I don’t think I’ve ever seen anyone deliberately introduce a common factor for that purpose, but maybe I’ve just missed it. Regardless, though, that’s what we do when adding fractions: We effectively introduce a common factor (of sorts). Here’s the whole path: \((4 \div 5) + (3 \div 7) = \) \((4 \div 5 \div 7 \times 7) + (3 \div 7 \div 5 \times 5) = \) \((4 \times 7 \div (5 \times 7)) + (3 \times 5 \div (7 \times 5)) = \) \((28 \div 35) + (15 \div 35) = \) \((28 + 15) \div 35 = 43 \div 35\).
At first blush, this might look like more work than the traditional method, but if so, that might be more a factor of its alienness. I feel like the underlying mathematics is more consistent and logical and, more to the point, that this allows us to see ways in which division works like multiplication, as well as how the multiplication/division layer work like the addition/subtraction layer.
A more radical approach would be to get rid of division entirely. Just as we can do all of our subtraction using negation (e.g., \(5 – 3 = 5 + -3)\), we can do all of our division using reciprocals (e.g., \(5/3 = 5 \times /3\). Just as \(-(-4) = 4\), \(/(/4) = 4\). Just as we can distribute negation across a polynomial (e.g. \(-(4 + 3) = -4 + -3\)), we can distribute reciprocals: \(/(4 \times 3) = /4 \times /3\). The common symbols even lend themselves to this: Just as a + sign consists of two overlapping – signs, a \(\times\) sign consists of two overlapping / signs.

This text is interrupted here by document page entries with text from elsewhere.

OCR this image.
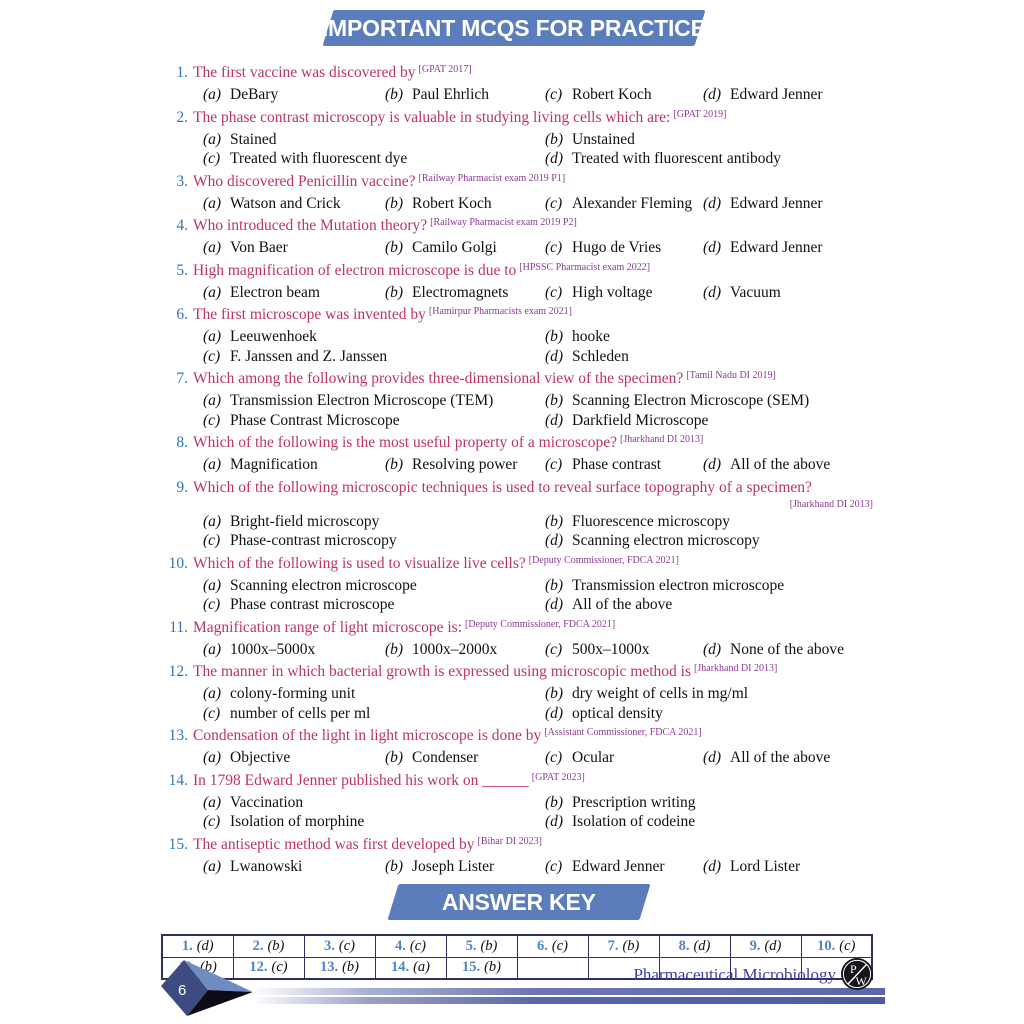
IMPORTANT MCQS FOR PRACTICE
1. The first vaccine was discovered by [GPAT 2017]
(a) DeBary	(b) Paul Ehrlich	(c) Robert Koch	(d) Edward Jenner
2. The phase contrast microscopy is valuable in studying living cells which are: [GPAT 2019]
(a) Stained	(b) Unstained
(c) Treated with fluorescent dye	(d) Treated with fluorescent antibody
3. Who discovered Penicillin vaccine? [Railway Pharmacist exam 2019 P1]
(a) Watson and Crick	(b) Robert Koch	(c) Alexander Fleming (d) Edward Jenner
4. Who introduced the Mutation theory? [Railway Pharmacist exam 2019 P2]
(a) Von Baer	(b) Camilo Golgi	(c) Hugo de Vries	(d) Edward Jenner
5. High magnification of electron microscope is due to [HPSSC Pharmacist exam 2022]
(a) Electron beam	(b) Electromagnets (c) High voltage	(d) Vacuum
6. The first microscope was invented by [Hamirpur Pharmacists exam 2021]
(a) Leeuwenhoek	(b) hooke
(c) F. Janssen and Z. Janssen	(d) Schleden
7. Which among the following provides three-dimensional view of the specimen? [Tamil Nadu DI 2019]
(a) Transmission Electron Microscope (TEM)	(b) Scanning Electron Microscope (SEM)
(c) Phase Contrast Microscope	(d) Darkfield Microscope
8. Which of the following is the most useful property of a microscope? [Jharkhand DI 2013]
(a) Magnification	(b) Resolving power (c) Phase contrast	(d) All of the above
9. Which of the following microscopic techniques is used to reveal surface topography of a specimen?
[Jharkhand DI 2013]
(a) Bright-field microscopy	(b) Fluorescence microscopy
(c) Phase-contrast microscopy	(d) Scanning electron microscopy
10. Which of the following is used to visualize live cells? [Deputy Commissioner, FDCA 2021]
(a) Scanning electron microscope	(b) Transmission electron microscope
(c) Phase contrast microscope	(d) All of the above
11. Magnification range of light microscope is: [Deputy Commissioner, FDCA 2021]
(a) 1000x–5000x	(b) 1000x–2000x	(c) 500x–1000x	(d) None of the above
12. The manner in which bacterial growth is expressed using microscopic method is [Jharkhand DI 2013]
(a) colony-forming unit	(b) dry weight of cells in mg/ml
(c) number of cells per ml	(d) optical density
13. Condensation of the light in light microscope is done by [Assistant Commissioner, FDCA 2021]
(a) Objective	(b) Condenser	(c) Ocular	(d) All of the above
14. In 1798 Edward Jenner published his work on ______ [GPAT 2023]
(a) Vaccination	(b) Prescription writing
(c) Isolation of morphine	(d) Isolation of codeine
15. The antiseptic method was first developed by [Bihar DI 2023]
(a) Lwanowski	(b) Joseph Lister	(c) Edward Jenner (d) Lord Lister
ANSWER KEY
1. (d)	2. (b)	3. (c)	4. (c)	5. (b)	6. (c)	7. (b)	8. (d)	9. (d)	10. (c)
(b)	12. (c)	13. (b)	14. (a)	15. (b)					
6
Pharmaceutical Microbiology P
W
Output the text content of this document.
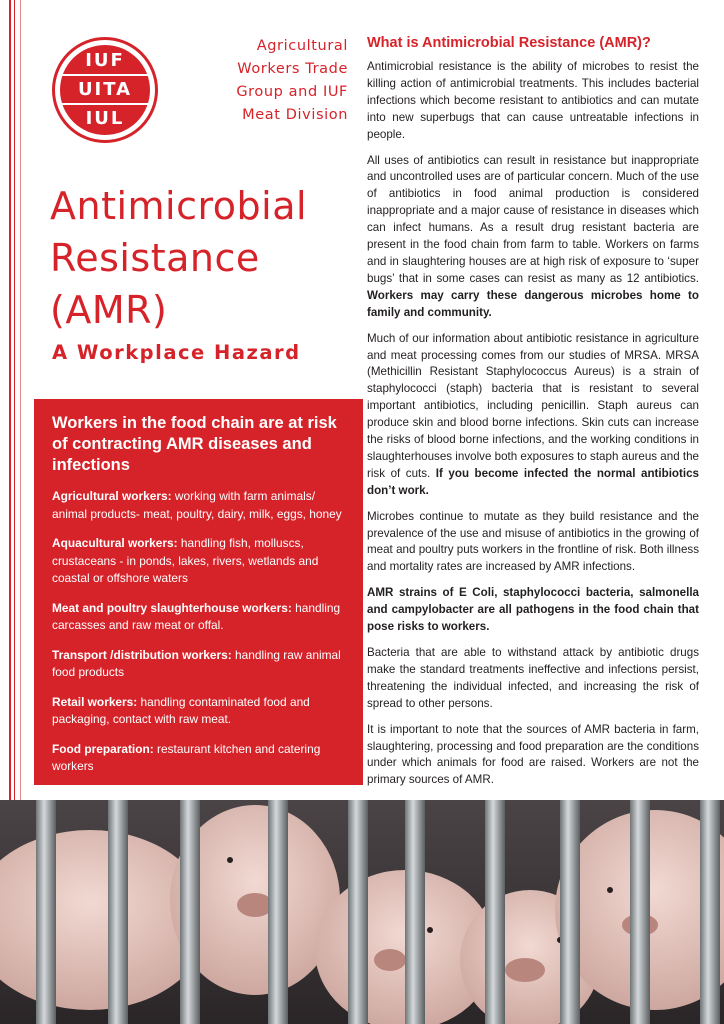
IUF
UITA
IUL
Agricultural
Workers Trade
Group and IUF
Meat Division
Antimicrobial
Resistance
(AMR)
A Workplace Hazard
Workers in the food chain are at risk of contracting AMR diseases and infections
Agricultural workers: working with farm animals/ animal products- meat, poultry, dairy, milk, eggs, honey
Aquacultural workers: handling fish, molluscs, crustaceans - in ponds, lakes, rivers, wetlands and coastal or offshore waters
Meat and poultry slaughterhouse workers: handling carcasses and raw meat or offal.
Transport /distribution workers: handling raw animal food products
Retail workers: handling contaminated food and packaging, contact with raw meat.
Food preparation: restaurant kitchen and catering workers
What is Antimicrobial Resistance (AMR)?

Antimicrobial resistance is the ability of microbes to resist the killing action of antimicrobial treatments. This includes bacterial infections which become resistant to antibiotics and can mutate into new superbugs that can cause untreatable infections in people.

All uses of antibiotics can result in resistance but inappropriate and uncontrolled uses are of particular concern. Much of the use of antibiotics in food animal production is considered inappropriate and a major cause of resistance in diseases which can infect humans. As a result drug resistant bacteria are present in the food chain from farm to table. Workers on farms and in slaughtering houses are at high risk of exposure to ‘super bugs’ that in some cases can resist as many as 12 antibiotics. Workers may carry these dangerous microbes home to family and community.

Much of our information about antibiotic resistance in agriculture and meat processing comes from our studies of MRSA. MRSA (Methicillin Resistant Staphylococcus Aureus) is a strain of staphylococci (staph) bacteria that is resistant to several important antibiotics, including penicillin. Staph aureus can produce skin and blood borne infections. Skin cuts can increase the risks of blood borne infections, and the working conditions in slaughterhouses involve both exposures to staph aureus and the risk of cuts. If you become infected the normal antibiotics don’t work.

Microbes continue to mutate as they build resistance and the prevalence of the use and misuse of antibiotics in the growing of meat and poultry puts workers in the frontline of risk. Both illness and mortality rates are increased by AMR infections.

AMR strains of E Coli, staphylococci bacteria, salmonella and campylobacter are all pathogens in the food chain that pose risks to workers.

Bacteria that are able to withstand attack by antibiotic drugs make the standard treatments ineffective and infections persist, threatening the individual infected, and increasing the risk of spread to other persons.

It is important to note that the sources of AMR bacteria in farm, slaughtering, processing and food preparation are the conditions under which animals for food are raised. Workers are not the primary sources of AMR.
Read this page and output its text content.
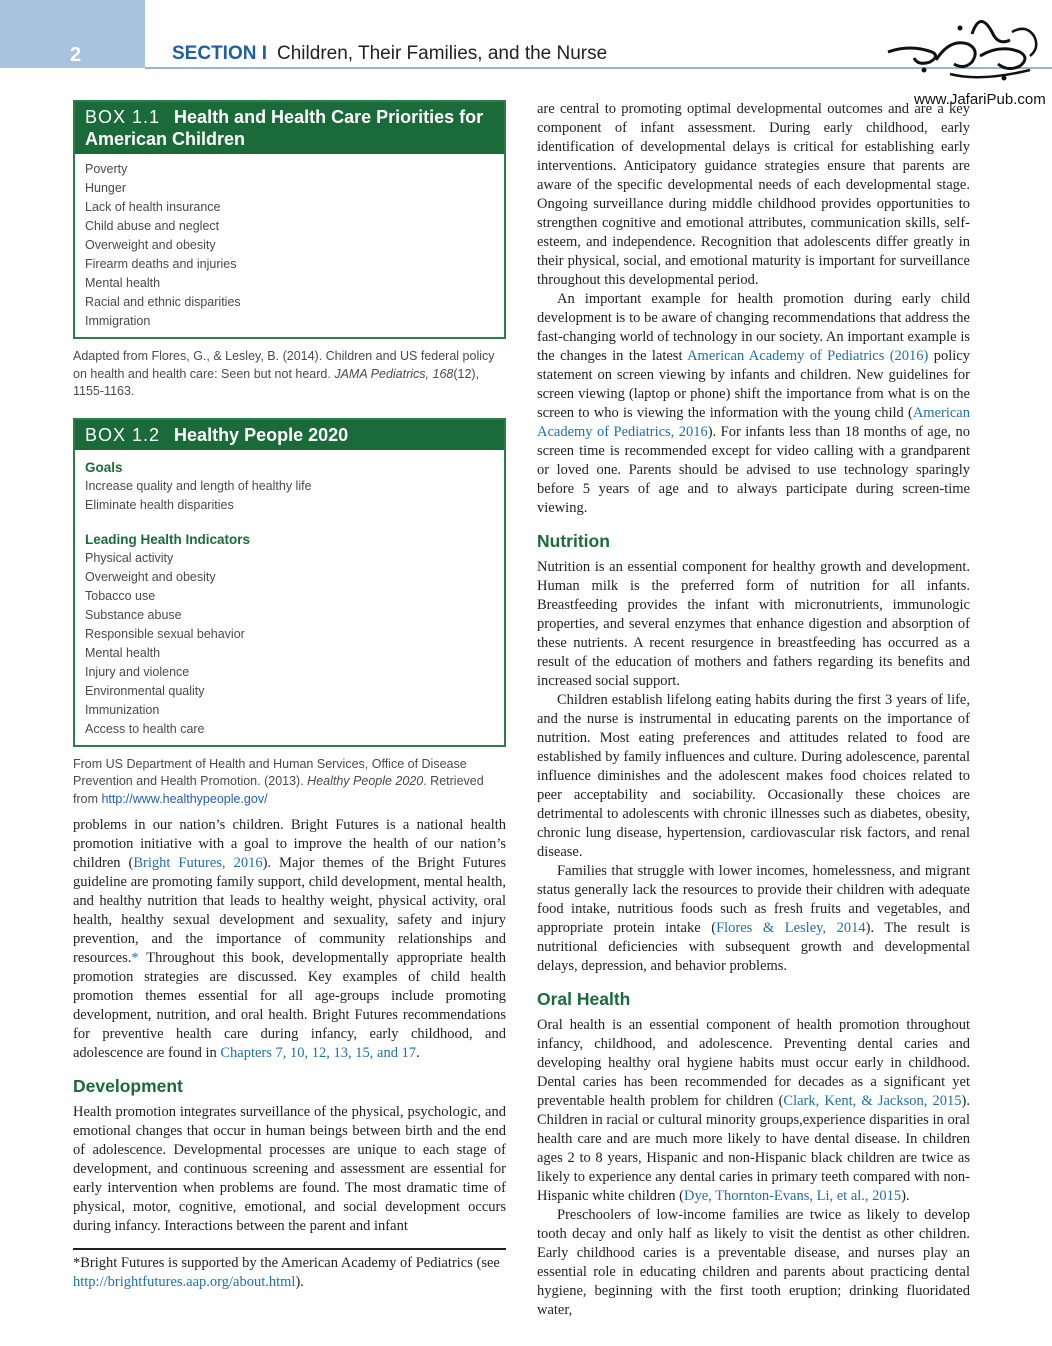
2	SECTION I Children, Their Families, and the Nurse
www.JafariPub.com
BOX 1.1 Health and Health Care Priorities for American Children
Poverty
Hunger
Lack of health insurance
Child abuse and neglect
Overweight and obesity
Firearm deaths and injuries
Mental health
Racial and ethnic disparities
Immigration

Adapted from Flores, G., & Lesley, B. (2014). Children and US federal policy on health and health care: Seen but not heard. JAMA Pediatrics, 168(12), 1155-1163.

BOX 1.2 Healthy People 2020
Goals
Increase quality and length of healthy life
Eliminate health disparities
Leading Health Indicators
Physical activity
Overweight and obesity
Tobacco use
Substance abuse
Responsible sexual behavior
Mental health
Injury and violence
Environmental quality
Immunization
Access to health care

From US Department of Health and Human Services, Office of Disease Prevention and Health Promotion. (2013). Healthy People 2020. Retrieved from http://www.healthypeople.gov/

problems in our nation’s children. Bright Futures is a national health promotion initiative with a goal to improve the health of our nation’s children (Bright Futures, 2016). Major themes of the Bright Futures guideline are promoting family support, child development, mental health, and healthy nutrition that leads to healthy weight, physical activity, oral health, healthy sexual development and sexuality, safety and injury prevention, and the importance of community relationships and resources.* Throughout this book, developmentally appropriate health promotion strategies are discussed. Key examples of child health promotion themes essential for all age-groups include promoting development, nutrition, and oral health. Bright Futures recommendations for preventive health care during infancy, early childhood, and adolescence are found in Chapters 7, 10, 12, 13, 15, and 17.

Development

Health promotion integrates surveillance of the physical, psychologic, and emotional changes that occur in human beings between birth and the end of adolescence. Developmental processes are unique to each stage of development, and continuous screening and assessment are essential for early intervention when problems are found. The most dramatic time of physical, motor, cognitive, emotional, and social development occurs during infancy. Interactions between the parent and infant

*Bright Futures is supported by the American Academy of Pediatrics (see http://brightfutures.aap.org/about.html).

are central to promoting optimal developmental outcomes and are a key component of infant assessment. During early childhood, early identification of developmental delays is critical for establishing early interventions. Anticipatory guidance strategies ensure that parents are aware of the specific developmental needs of each developmental stage. Ongoing surveillance during middle childhood provides opportunities to strengthen cognitive and emotional attributes, communication skills, self-esteem, and independence. Recognition that adolescents differ greatly in their physical, social, and emotional maturity is important for surveillance throughout this developmental period.

An important example for health promotion during early child development is to be aware of changing recommendations that address the fast-changing world of technology in our society. An important example is the changes in the latest American Academy of Pediatrics (2016) policy statement on screen viewing by infants and children. New guidelines for screen viewing (laptop or phone) shift the importance from what is on the screen to who is viewing the information with the young child (American Academy of Pediatrics, 2016). For infants less than 18 months of age, no screen time is recommended except for video calling with a grandparent or loved one. Parents should be advised to use technology sparingly before 5 years of age and to always participate during screen-time viewing.

Nutrition

Nutrition is an essential component for healthy growth and development. Human milk is the preferred form of nutrition for all infants. Breastfeeding provides the infant with micronutrients, immunologic properties, and several enzymes that enhance digestion and absorption of these nutrients. A recent resurgence in breastfeeding has occurred as a result of the education of mothers and fathers regarding its benefits and increased social support.

Children establish lifelong eating habits during the first 3 years of life, and the nurse is instrumental in educating parents on the importance of nutrition. Most eating preferences and attitudes related to food are established by family influences and culture. During adolescence, parental influence diminishes and the adolescent makes food choices related to peer acceptability and sociability. Occasionally these choices are detrimental to adolescents with chronic illnesses such as diabetes, obesity, chronic lung disease, hypertension, cardiovascular risk factors, and renal disease.

Families that struggle with lower incomes, homelessness, and migrant status generally lack the resources to provide their children with adequate food intake, nutritious foods such as fresh fruits and vegetables, and appropriate protein intake (Flores & Lesley, 2014). The result is nutritional deficiencies with subsequent growth and developmental delays, depression, and behavior problems.

Oral Health

Oral health is an essential component of health promotion throughout infancy, childhood, and adolescence. Preventing dental caries and developing healthy oral hygiene habits must occur early in childhood. Dental caries has been recommended for decades as a significant yet preventable health problem for children (Clark, Kent, & Jackson, 2015). Children in racial or cultural minority groups,experience disparities in oral health care and are much more likely to have dental disease. In children ages 2 to 8 years, Hispanic and non-Hispanic black children are twice as likely to experience any dental caries in primary teeth compared with non-Hispanic white children (Dye, Thornton-Evans, Li, et al., 2015).

Preschoolers of low-income families are twice as likely to develop tooth decay and only half as likely to visit the dentist as other children. Early childhood caries is a preventable disease, and nurses play an essential role in educating children and parents about practicing dental hygiene, beginning with the first tooth eruption; drinking fluoridated water,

I’m not sure where I sit on such a radical approach. I personally would be eager for it, but there’s a serious argument to be made about not just throwing current notation out entirely. Plus, as a teacher, I’m fully aware of how entrenched many of my colleagues are, and how my eagerness would be generally met by their lack of it.
My bigger point here, though, is that until I started digging into alternative notation, I didn’t see these parallels myself. I knew that multiplication generally acted like addition, but I didn’t notice how completely parallel the processes were.
And throwing in the exponential layer? I’ve started to dig here, but I’m still a long way off from something I find satisfying. I do know, though, that our current notation is a total mess. And messy notation isn’t conducive for clear understanding.